Monday, September 25, 2023

Stacking The Deck.

Now DeSantis has created a new way to gerrymander… the court districts! Dividing them up so that they will always have a conservative DA and judges! Scary!
This summer, Republicans in Florida launched an under-the-radar, yet incredibly effective, attack on criminal justice reformers in the state. In mid-June, the Republican speaker of Florida’s House of Representatives asked the state Supreme Court to create a commission to look into redrawing judicial circuit borders. By the end of the month, the Florida Supreme Court had created a commission to review its judicial circuits, moving toward a devastating judicial gerrymander. The effort was a seemingly technocratic act, but it’s actually one of the most direct assaults on the politics of criminal justice reform after years of attacks by state-level Republican officials on reforms adopted in their more Democratic cities.
How is able to do this devious thing?
In most states, prosecutors and judges are elected or appointed by county. The borders of counties are fairly fixed. But Florida is one of about 14 states that defines the jurisdictions—and thus the electorate in them—for prosecutors and judges as multi-county circuits. The state’s 67 counties are consolidated into 20 judicial circuits. In theory, the request from Florida House Speaker Paul Renner was made in the name of cost savings and the demographic and population changes since 1969, when the circuit maps were last drawn. But these borders are easy to change in politically motivated ways, and create a lot of opportunities for opportunistic map-drawing.
So they are going to pack the courts! Just like the way that they did with the Supreme Court!
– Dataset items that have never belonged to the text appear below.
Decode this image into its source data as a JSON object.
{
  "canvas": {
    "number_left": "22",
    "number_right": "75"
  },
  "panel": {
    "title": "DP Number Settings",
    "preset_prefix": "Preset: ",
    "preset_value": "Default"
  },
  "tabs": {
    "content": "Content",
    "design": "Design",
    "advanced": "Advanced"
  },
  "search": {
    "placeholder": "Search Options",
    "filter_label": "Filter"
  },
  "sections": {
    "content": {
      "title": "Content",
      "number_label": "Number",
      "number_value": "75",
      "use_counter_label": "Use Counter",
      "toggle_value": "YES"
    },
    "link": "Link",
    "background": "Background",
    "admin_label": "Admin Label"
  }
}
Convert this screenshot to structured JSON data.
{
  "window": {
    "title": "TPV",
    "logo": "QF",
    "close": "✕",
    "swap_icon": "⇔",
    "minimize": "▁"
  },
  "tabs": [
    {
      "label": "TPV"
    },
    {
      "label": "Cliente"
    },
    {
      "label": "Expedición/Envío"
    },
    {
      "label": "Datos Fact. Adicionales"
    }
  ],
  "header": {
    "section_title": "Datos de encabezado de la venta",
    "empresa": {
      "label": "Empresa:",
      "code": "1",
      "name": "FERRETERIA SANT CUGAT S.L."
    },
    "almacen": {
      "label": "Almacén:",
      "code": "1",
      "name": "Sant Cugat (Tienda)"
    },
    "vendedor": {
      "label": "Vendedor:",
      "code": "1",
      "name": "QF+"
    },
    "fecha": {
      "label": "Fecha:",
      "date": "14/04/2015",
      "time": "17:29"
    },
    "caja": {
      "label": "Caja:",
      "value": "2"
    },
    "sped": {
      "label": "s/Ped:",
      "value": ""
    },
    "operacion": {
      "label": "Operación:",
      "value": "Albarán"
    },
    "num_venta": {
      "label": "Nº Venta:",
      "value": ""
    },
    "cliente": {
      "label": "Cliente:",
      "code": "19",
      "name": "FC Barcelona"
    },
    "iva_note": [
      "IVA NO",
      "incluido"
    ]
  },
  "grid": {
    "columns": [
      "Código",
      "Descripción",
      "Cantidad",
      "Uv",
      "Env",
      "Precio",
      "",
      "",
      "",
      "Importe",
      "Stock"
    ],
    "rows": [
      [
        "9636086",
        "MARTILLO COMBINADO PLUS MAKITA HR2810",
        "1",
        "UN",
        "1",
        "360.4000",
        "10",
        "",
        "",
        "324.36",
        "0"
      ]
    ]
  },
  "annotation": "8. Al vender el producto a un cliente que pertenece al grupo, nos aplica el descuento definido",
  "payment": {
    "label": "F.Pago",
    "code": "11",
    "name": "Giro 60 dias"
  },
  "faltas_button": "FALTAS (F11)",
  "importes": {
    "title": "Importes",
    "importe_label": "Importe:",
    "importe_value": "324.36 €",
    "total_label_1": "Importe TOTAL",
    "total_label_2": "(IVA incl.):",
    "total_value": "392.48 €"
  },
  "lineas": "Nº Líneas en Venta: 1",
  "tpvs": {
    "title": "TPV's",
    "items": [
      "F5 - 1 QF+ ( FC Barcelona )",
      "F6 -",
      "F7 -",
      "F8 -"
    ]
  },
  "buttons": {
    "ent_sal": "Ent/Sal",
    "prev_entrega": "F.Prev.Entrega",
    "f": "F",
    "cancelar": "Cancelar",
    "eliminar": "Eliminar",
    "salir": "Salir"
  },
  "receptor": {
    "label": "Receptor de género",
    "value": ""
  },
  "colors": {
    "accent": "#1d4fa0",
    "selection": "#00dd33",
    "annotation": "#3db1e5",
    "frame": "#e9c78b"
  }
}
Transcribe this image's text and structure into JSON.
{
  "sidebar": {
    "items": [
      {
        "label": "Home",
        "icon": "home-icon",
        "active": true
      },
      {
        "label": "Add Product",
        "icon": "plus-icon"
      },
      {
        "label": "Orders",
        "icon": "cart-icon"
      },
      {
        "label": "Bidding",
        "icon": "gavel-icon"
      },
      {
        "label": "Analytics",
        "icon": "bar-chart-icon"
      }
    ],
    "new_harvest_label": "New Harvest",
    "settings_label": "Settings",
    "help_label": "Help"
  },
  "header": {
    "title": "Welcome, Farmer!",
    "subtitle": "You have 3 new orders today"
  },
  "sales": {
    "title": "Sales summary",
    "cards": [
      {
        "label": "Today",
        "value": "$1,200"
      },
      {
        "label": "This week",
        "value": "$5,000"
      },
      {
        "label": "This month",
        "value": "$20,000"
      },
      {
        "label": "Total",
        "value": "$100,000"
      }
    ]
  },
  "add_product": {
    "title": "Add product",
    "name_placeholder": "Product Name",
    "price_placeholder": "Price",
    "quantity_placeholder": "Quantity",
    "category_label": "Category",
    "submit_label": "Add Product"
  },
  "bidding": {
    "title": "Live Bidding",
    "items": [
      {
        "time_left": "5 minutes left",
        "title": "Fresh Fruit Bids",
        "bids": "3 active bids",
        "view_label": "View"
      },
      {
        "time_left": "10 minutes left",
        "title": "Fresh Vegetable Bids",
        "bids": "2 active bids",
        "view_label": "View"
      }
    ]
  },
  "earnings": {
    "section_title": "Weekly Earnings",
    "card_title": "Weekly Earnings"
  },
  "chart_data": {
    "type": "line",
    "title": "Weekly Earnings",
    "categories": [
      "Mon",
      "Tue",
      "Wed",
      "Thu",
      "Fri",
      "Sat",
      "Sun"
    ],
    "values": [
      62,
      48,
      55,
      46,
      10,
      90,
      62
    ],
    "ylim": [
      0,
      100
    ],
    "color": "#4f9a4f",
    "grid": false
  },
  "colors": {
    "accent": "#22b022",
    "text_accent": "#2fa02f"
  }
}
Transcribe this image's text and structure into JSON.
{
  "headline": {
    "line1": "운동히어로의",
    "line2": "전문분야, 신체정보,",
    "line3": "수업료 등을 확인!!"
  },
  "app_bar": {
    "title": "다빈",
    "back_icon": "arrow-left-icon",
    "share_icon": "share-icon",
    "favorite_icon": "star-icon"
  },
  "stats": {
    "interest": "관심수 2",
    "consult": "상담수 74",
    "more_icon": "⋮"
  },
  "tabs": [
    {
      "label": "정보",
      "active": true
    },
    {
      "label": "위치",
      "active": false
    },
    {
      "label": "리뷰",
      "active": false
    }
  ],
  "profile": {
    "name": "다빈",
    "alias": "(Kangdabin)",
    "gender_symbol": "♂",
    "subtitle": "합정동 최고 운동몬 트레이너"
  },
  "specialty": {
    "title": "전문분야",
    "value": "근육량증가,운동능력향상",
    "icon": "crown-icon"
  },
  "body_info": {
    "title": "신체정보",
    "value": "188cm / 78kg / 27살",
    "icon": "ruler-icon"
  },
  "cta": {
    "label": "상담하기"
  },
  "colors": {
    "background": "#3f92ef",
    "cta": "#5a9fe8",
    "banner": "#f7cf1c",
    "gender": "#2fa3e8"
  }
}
Our little would be dictator DeSantis wants to create a fascist state where he controls every facet in the state. The test is going to come in 2026, DeSantis will have to sit out the election cycle, Ballotpedia says…
The Governor of the State of Florida is an elected constitutional officer, the head of the executive branch, and the highest state office in Florida. The governor is elected by popular election every four years. There is no lifetime limit on the number of times he or she may be elected, but a governor who has been elected to two consecutive terms must be out of office for at least one election cycle before being eligible for re-election.

So it will be interesting to see if DeSantis steps down or changes the Constitution.